I believe GE does also. If these kind of companies are employing the same system with better results, would this imply that the theory behind stack ranking is not the problem?
GE's system (at least the one originally set up by Jack Welch) isn't quite the same, although the idea is similar‡.

Basically there are 3 "bands" in the Welch system (with the lowest band being 10%). You reward the top band (20%) heavily, the middle band (70%) modestly, and dump the bottom band (10%) every year.

In some ways, the intent is similar to the economic class system (incentivize the middle class to become the upper class).

GE had a lot of success when they adopted that model, although obviously, they did a lot of other things as well which may have been a more direct effect (getting rid of a lot of businesses they were in, for example).

I can appreciate the ideal of constantly cutting out the bottom-performing resources, provided that the mechanism to track performance is sufficiently quantifiable (and accurate).
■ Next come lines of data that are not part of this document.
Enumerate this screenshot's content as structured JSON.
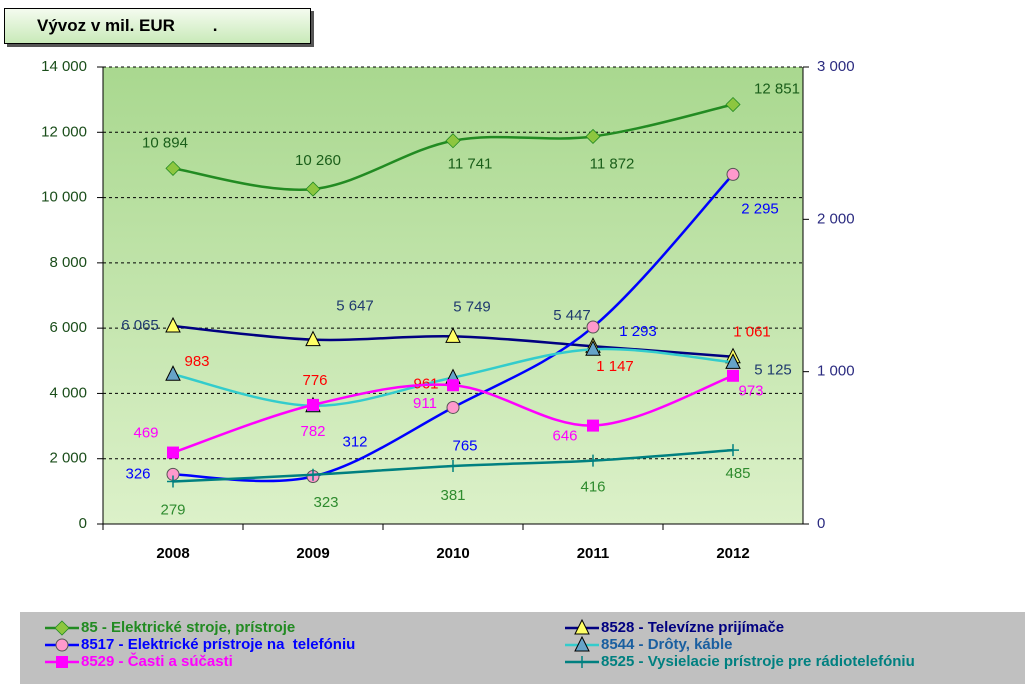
{
  "chart_data": {
    "type": "line",
    "title": "Vývoz v mil. EUR        .",
    "categories": [
      "2008",
      "2009",
      "2010",
      "2011",
      "2012"
    ],
    "ylim": [
      0,
      14000
    ],
    "yticks": [
      0,
      {
        "value": 2000,
        "label": "2 000"
      },
      {
        "value": 4000,
        "label": "4 000"
      },
      {
        "value": 6000,
        "label": "6 000"
      },
      {
        "value": 8000,
        "label": "8 000"
      },
      {
        "value": 10000,
        "label": "10 000"
      },
      {
        "value": 12000,
        "label": "12 000"
      },
      {
        "value": 14000,
        "label": "14 000"
      }
    ],
    "y2lim": [
      0,
      3000
    ],
    "y2ticks": [
      0,
      {
        "value": 1000,
        "label": "1 000"
      },
      {
        "value": 2000,
        "label": "2 000"
      },
      {
        "value": 3000,
        "label": "3 000"
      }
    ],
    "grid": true,
    "legend": "bottom",
    "series": [
      {
        "name": "85 - Elektrické stroje, prístroje",
        "color": "#228b22",
        "marker": "diamond",
        "marker_color": "#8dc63f",
        "label_color": "#1a5e1a",
        "values": [
          10894,
          10260,
          11741,
          11872,
          12851
        ],
        "value_labels": [
          "10 894",
          "10 260",
          "11 741",
          "11 872",
          "12 851"
        ]
      },
      {
        "name": "8528 - Televízne prijímače",
        "color": "#000080",
        "marker": "triangle",
        "marker_color": "#ffff66",
        "label_color": "#1f3a6e",
        "values": [
          6065,
          5647,
          5749,
          5447,
          5125
        ],
        "value_labels": [
          "6 065",
          "5 647",
          "5 749",
          "5 447",
          "5 125"
        ]
      },
      {
        "name": "8517 - Elektrické prístroje na  telefóniu",
        "color": "#0000ff",
        "marker": "circle",
        "marker_color": "#ff99cc",
        "label_color": "#0000ff",
        "axis": "y2",
        "values": [
          326,
          312,
          765,
          1293,
          2295
        ],
        "value_labels": [
          "326",
          "312",
          "765",
          "1 293",
          "2 295"
        ]
      },
      {
        "name": "8544 - Drôty, káble",
        "color": "#33cccc",
        "marker": "triangle",
        "marker_color": "#66a3c8",
        "label_color": "#ff0000",
        "axis": "y2",
        "values": [
          983,
          776,
          961,
          1147,
          1061
        ],
        "value_labels": [
          "983",
          "776",
          "961",
          "1 147",
          "1 061"
        ]
      },
      {
        "name": "8529 - Časti a súčasti",
        "color": "#ff00ff",
        "marker": "square",
        "marker_color": "#ff00ff",
        "label_color": "#ff00ff",
        "axis": "y2",
        "values": [
          469,
          782,
          911,
          646,
          973
        ],
        "value_labels": [
          "469",
          "782",
          "911",
          "646",
          "973"
        ]
      },
      {
        "name": "8525 - Vysielacie prístroje pre rádiotelefóniu",
        "color": "#008080",
        "marker": "plus",
        "marker_color": "#008080",
        "label_color": "#2e8b2e",
        "axis": "y2",
        "values": [
          279,
          323,
          381,
          416,
          485
        ],
        "value_labels": [
          "279",
          "323",
          "381",
          "416",
          "485"
        ]
      }
    ]
  }
}
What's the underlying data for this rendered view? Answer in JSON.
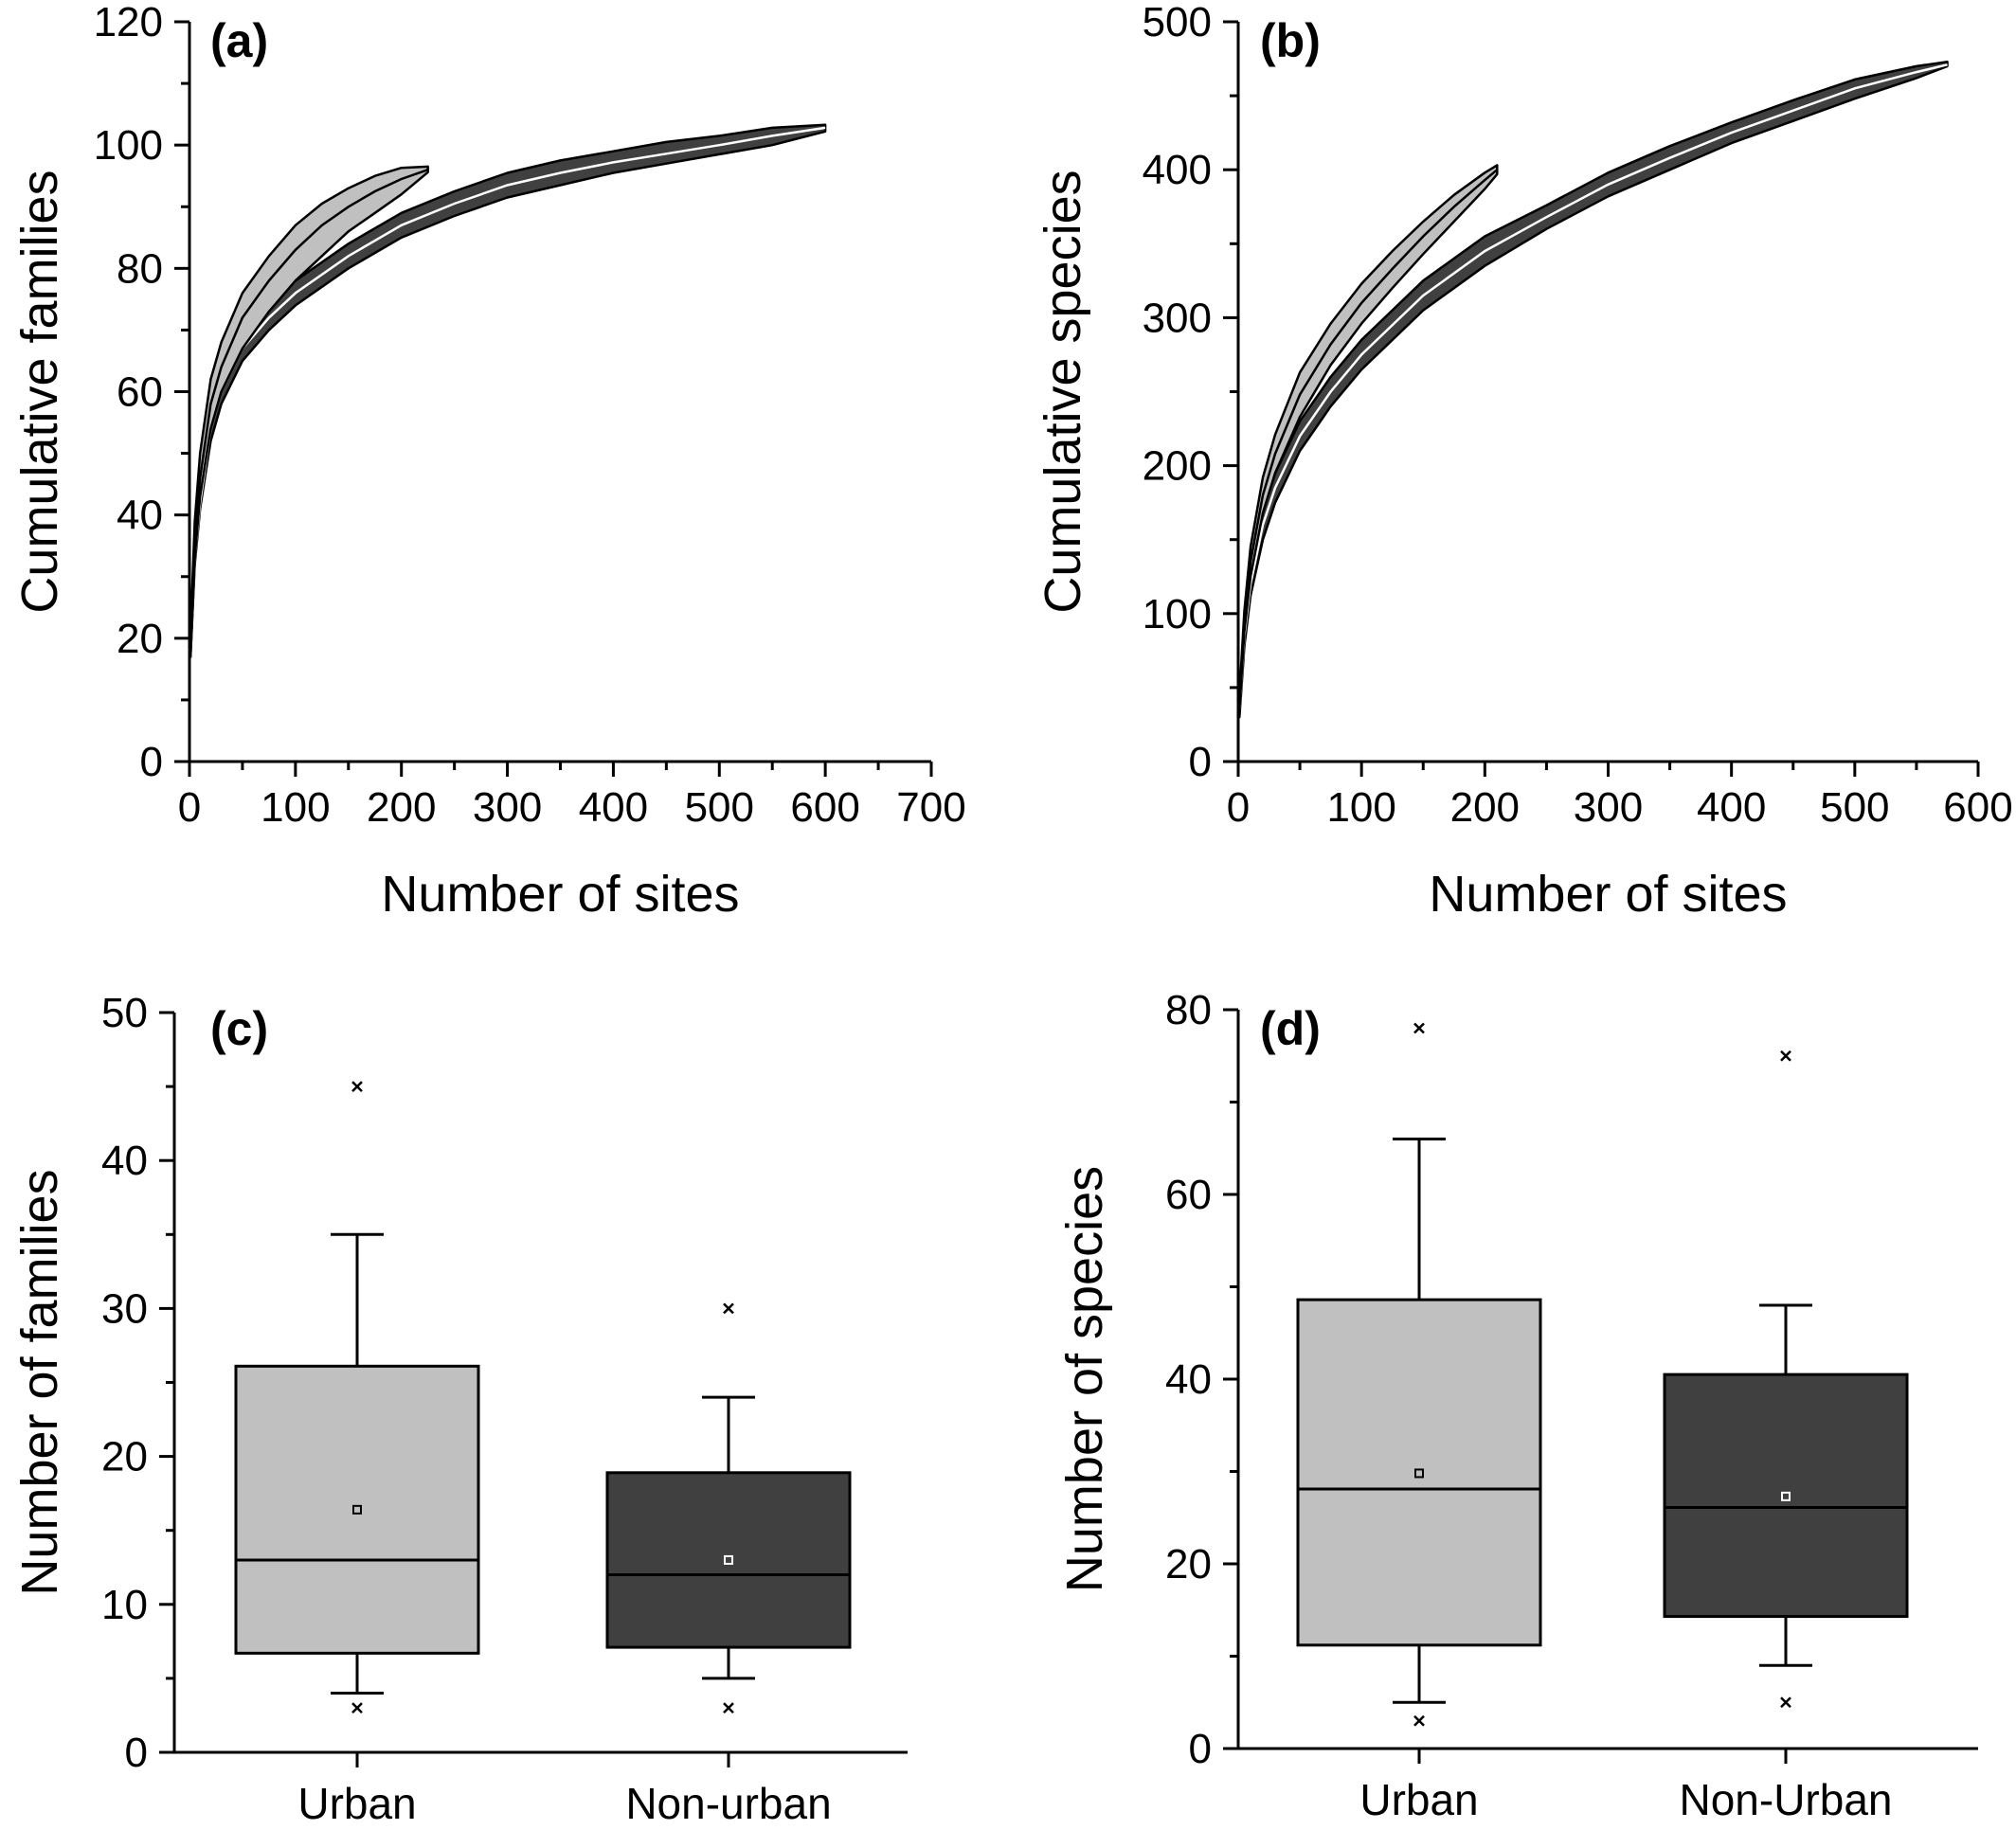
{
  "colors": {
    "urban_fill": "#c0c0c0",
    "nonurban_fill": "#404040",
    "mean_line": "#ffffff",
    "axis": "#000000"
  },
  "chart_data": [
    {
      "id": "a",
      "panel_label": "(a)",
      "type": "area",
      "xlabel": "Number of sites",
      "ylabel": "Cumulative families",
      "xlim": [
        0,
        700
      ],
      "ylim": [
        0,
        120
      ],
      "xticks": [
        0,
        100,
        200,
        300,
        400,
        500,
        600,
        700
      ],
      "yticks": [
        0,
        20,
        40,
        60,
        80,
        100,
        120
      ],
      "grid": false,
      "series": [
        {
          "key": "nonurban",
          "fill": "#404040",
          "x": [
            1,
            5,
            10,
            20,
            30,
            50,
            75,
            100,
            150,
            200,
            250,
            300,
            350,
            400,
            450,
            500,
            550,
            600
          ],
          "mean": [
            18,
            33,
            42,
            54,
            60,
            67,
            72,
            76,
            82,
            87,
            90.5,
            93.5,
            95.5,
            97.2,
            98.6,
            100,
            101.5,
            102.8
          ],
          "lower": [
            17,
            32,
            41,
            52,
            58,
            65,
            70,
            74,
            80,
            85,
            88.5,
            91.5,
            93.5,
            95.5,
            97,
            98.5,
            100,
            102.2
          ],
          "upper": [
            19,
            34,
            43,
            56,
            62,
            69,
            74,
            78,
            84,
            89,
            92.5,
            95.5,
            97.5,
            99,
            100.5,
            101.5,
            102.8,
            103.3
          ]
        },
        {
          "key": "urban",
          "fill": "#c0c0c0",
          "x": [
            1,
            5,
            10,
            20,
            30,
            50,
            75,
            100,
            125,
            150,
            175,
            200,
            225
          ],
          "mean": [
            19,
            36,
            46,
            58,
            64,
            72,
            78,
            83,
            87,
            90,
            92.5,
            94.5,
            96
          ],
          "lower": [
            17,
            33,
            43,
            54,
            60,
            67,
            73,
            78,
            82,
            86,
            89,
            92,
            95.6
          ],
          "upper": [
            21,
            39,
            50,
            62,
            68,
            76,
            82,
            87,
            90.5,
            93,
            95,
            96.3,
            96.5
          ]
        }
      ]
    },
    {
      "id": "b",
      "panel_label": "(b)",
      "type": "area",
      "xlabel": "Number of sites",
      "ylabel": "Cumulative species",
      "xlim": [
        0,
        600
      ],
      "ylim": [
        0,
        500
      ],
      "xticks": [
        0,
        100,
        200,
        300,
        400,
        500,
        600
      ],
      "yticks": [
        0,
        100,
        200,
        300,
        400,
        500
      ],
      "grid": false,
      "series": [
        {
          "key": "nonurban",
          "fill": "#404040",
          "x": [
            1,
            5,
            10,
            20,
            30,
            50,
            75,
            100,
            150,
            200,
            250,
            300,
            350,
            400,
            450,
            500,
            550,
            575
          ],
          "mean": [
            35,
            85,
            120,
            160,
            185,
            220,
            250,
            275,
            315,
            345,
            368,
            390,
            408,
            425,
            440,
            455,
            466,
            471
          ],
          "lower": [
            30,
            78,
            112,
            150,
            175,
            210,
            240,
            265,
            305,
            335,
            360,
            382,
            400,
            418,
            433,
            448,
            462,
            470
          ],
          "upper": [
            40,
            92,
            128,
            170,
            195,
            230,
            260,
            285,
            325,
            355,
            376,
            398,
            416,
            432,
            447,
            461,
            470,
            473
          ]
        },
        {
          "key": "urban",
          "fill": "#c0c0c0",
          "x": [
            1,
            5,
            10,
            20,
            30,
            50,
            75,
            100,
            125,
            150,
            175,
            200,
            210
          ],
          "mean": [
            40,
            95,
            135,
            180,
            208,
            248,
            282,
            310,
            333,
            355,
            375,
            393,
            400
          ],
          "lower": [
            35,
            88,
            125,
            168,
            195,
            233,
            268,
            296,
            320,
            343,
            365,
            387,
            397
          ],
          "upper": [
            45,
            102,
            145,
            192,
            221,
            263,
            296,
            323,
            345,
            365,
            383,
            398,
            403
          ]
        }
      ]
    },
    {
      "id": "c",
      "panel_label": "(c)",
      "type": "box",
      "ylabel": "Number of families",
      "categories": [
        "Urban",
        "Non-urban"
      ],
      "ylim": [
        0,
        50
      ],
      "yticks": [
        0,
        10,
        20,
        30,
        40,
        50
      ],
      "grid": false,
      "boxes": [
        {
          "min": 3,
          "whisker_low": 4,
          "q1": 6.7,
          "median": 13,
          "mean": 16.4,
          "q3": 26.1,
          "whisker_high": 35,
          "max": 45,
          "fill": "#c0c0c0"
        },
        {
          "min": 3,
          "whisker_low": 5,
          "q1": 7.1,
          "median": 12,
          "mean": 13,
          "q3": 18.9,
          "whisker_high": 24,
          "max": 30,
          "fill": "#404040"
        }
      ]
    },
    {
      "id": "d",
      "panel_label": "(d)",
      "type": "box",
      "ylabel": "Number of species",
      "categories": [
        "Urban",
        "Non-Urban"
      ],
      "ylim": [
        0,
        80
      ],
      "yticks": [
        0,
        20,
        40,
        60,
        80
      ],
      "grid": false,
      "boxes": [
        {
          "min": 3,
          "whisker_low": 5,
          "q1": 11.2,
          "median": 28.1,
          "mean": 29.8,
          "q3": 48.6,
          "whisker_high": 66,
          "max": 78,
          "fill": "#c0c0c0"
        },
        {
          "min": 5,
          "whisker_low": 9,
          "q1": 14.3,
          "median": 26.1,
          "mean": 27.3,
          "q3": 40.5,
          "whisker_high": 48,
          "max": 75,
          "fill": "#404040"
        }
      ]
    }
  ]
}
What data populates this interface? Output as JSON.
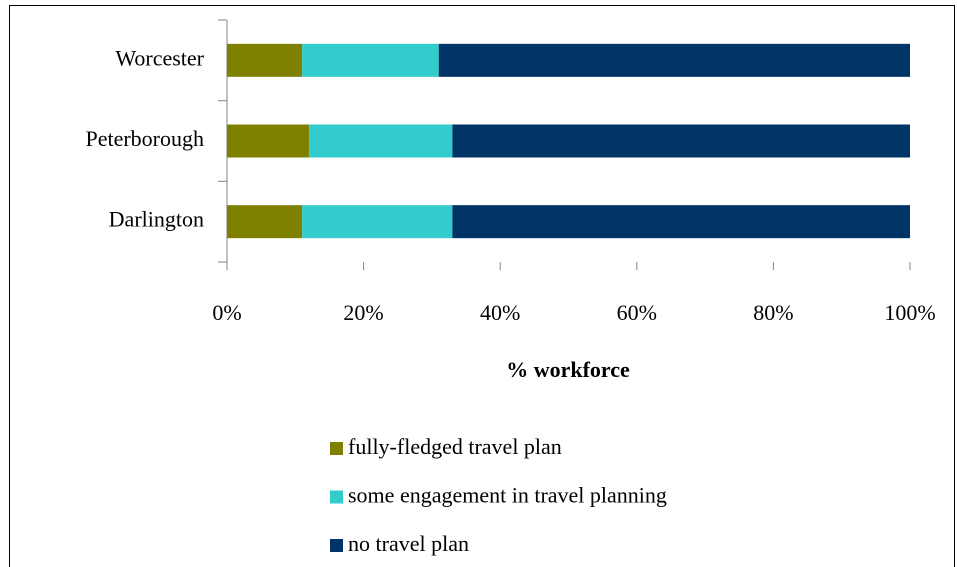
{
  "chart_data": {
    "type": "stacked_barh",
    "xlabel": "% workforce",
    "categories": [
      "Worcester",
      "Peterborough",
      "Darlington"
    ],
    "series": [
      {
        "name": "fully-fledged travel plan",
        "color": "#808000",
        "values": [
          11,
          12,
          11
        ]
      },
      {
        "name": "some engagement in travel planning",
        "color": "#33cccc",
        "values": [
          20,
          21,
          22
        ]
      },
      {
        "name": "no travel plan",
        "color": "#003366",
        "values": [
          69,
          67,
          67
        ]
      }
    ],
    "xlim": [
      0,
      100
    ],
    "xticks": [
      {
        "value": 0,
        "label": "0%"
      },
      {
        "value": 20,
        "label": "20%"
      },
      {
        "value": 40,
        "label": "40%"
      },
      {
        "value": 60,
        "label": "60%"
      },
      {
        "value": 80,
        "label": "80%"
      },
      {
        "value": 100,
        "label": "100%"
      }
    ],
    "legend": "bottom"
  }
}
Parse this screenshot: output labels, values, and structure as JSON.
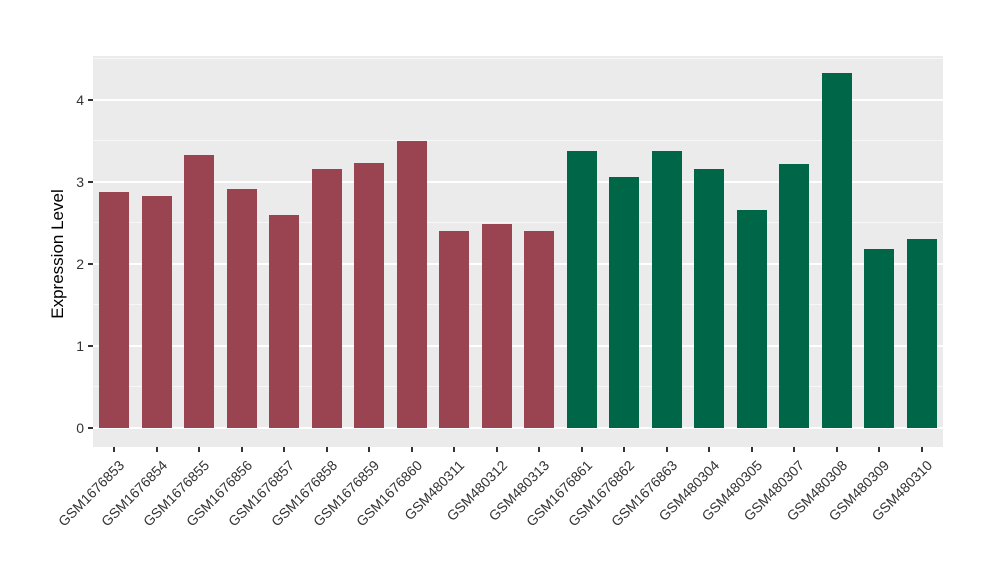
{
  "figure": {
    "background": "#FFFFFF",
    "panel_background": "#EBEBEB",
    "grid_major_color": "#FFFFFF",
    "grid_minor_color": "#F7F7F7",
    "axis_text_color": "#333333",
    "axis_title_color": "#000000"
  },
  "chart_data": {
    "type": "bar",
    "title": "",
    "xlabel": "",
    "ylabel": "Expression Level",
    "ylim": [
      -0.23,
      4.53
    ],
    "yticks": [
      0,
      1,
      2,
      3,
      4
    ],
    "grid": {
      "major_at": [
        0,
        1,
        2,
        3,
        4
      ],
      "minor_at": [
        0.5,
        1.5,
        2.5,
        3.5,
        4.5
      ],
      "grid_on": true
    },
    "legend": "none",
    "bar_orientation": "vertical",
    "categories": [
      "GSM1676853",
      "GSM1676854",
      "GSM1676855",
      "GSM1676856",
      "GSM1676857",
      "GSM1676858",
      "GSM1676859",
      "GSM1676860",
      "GSM480311",
      "GSM480312",
      "GSM480313",
      "GSM1676861",
      "GSM1676862",
      "GSM1676863",
      "GSM480304",
      "GSM480305",
      "GSM480307",
      "GSM480308",
      "GSM480309",
      "GSM480310"
    ],
    "values": [
      2.87,
      2.82,
      3.33,
      2.91,
      2.6,
      3.16,
      3.23,
      3.5,
      2.4,
      2.49,
      2.4,
      3.37,
      3.06,
      3.38,
      3.15,
      2.66,
      3.21,
      4.32,
      2.18,
      2.3
    ],
    "bar_groups": [
      "group1",
      "group1",
      "group1",
      "group1",
      "group1",
      "group1",
      "group1",
      "group1",
      "group1",
      "group1",
      "group1",
      "group2",
      "group2",
      "group2",
      "group2",
      "group2",
      "group2",
      "group2",
      "group2",
      "group2"
    ],
    "group_colors": {
      "group1": "#9A4451",
      "group2": "#006648"
    }
  }
}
I haven't heard enough from people at GE as to whether or not that is the case there, though.

‡ http://en.wikipedia.org/wiki/Vitality_curve#Straight_from_th...

Practically, I think these systems suffer terribly from inertia effects. The top stays the top, the middle stays the middle, because it causes so much angst to move someone from the top to the middle. So the middle just gets a job somewhere else.
GE's executive team claims otherwise[1]. "The top 20% and middle 70% are not permanent labels. People move between them all the time. However, the bottom 10%, in our experience, tend to remain there."

[1]: http://www.ge.com/annual00/letter/page4.html

No. It is just that those companies are too big to have collapsed from it yet.

Or they run the system with non-fixed bands, where I guess it could be made to work.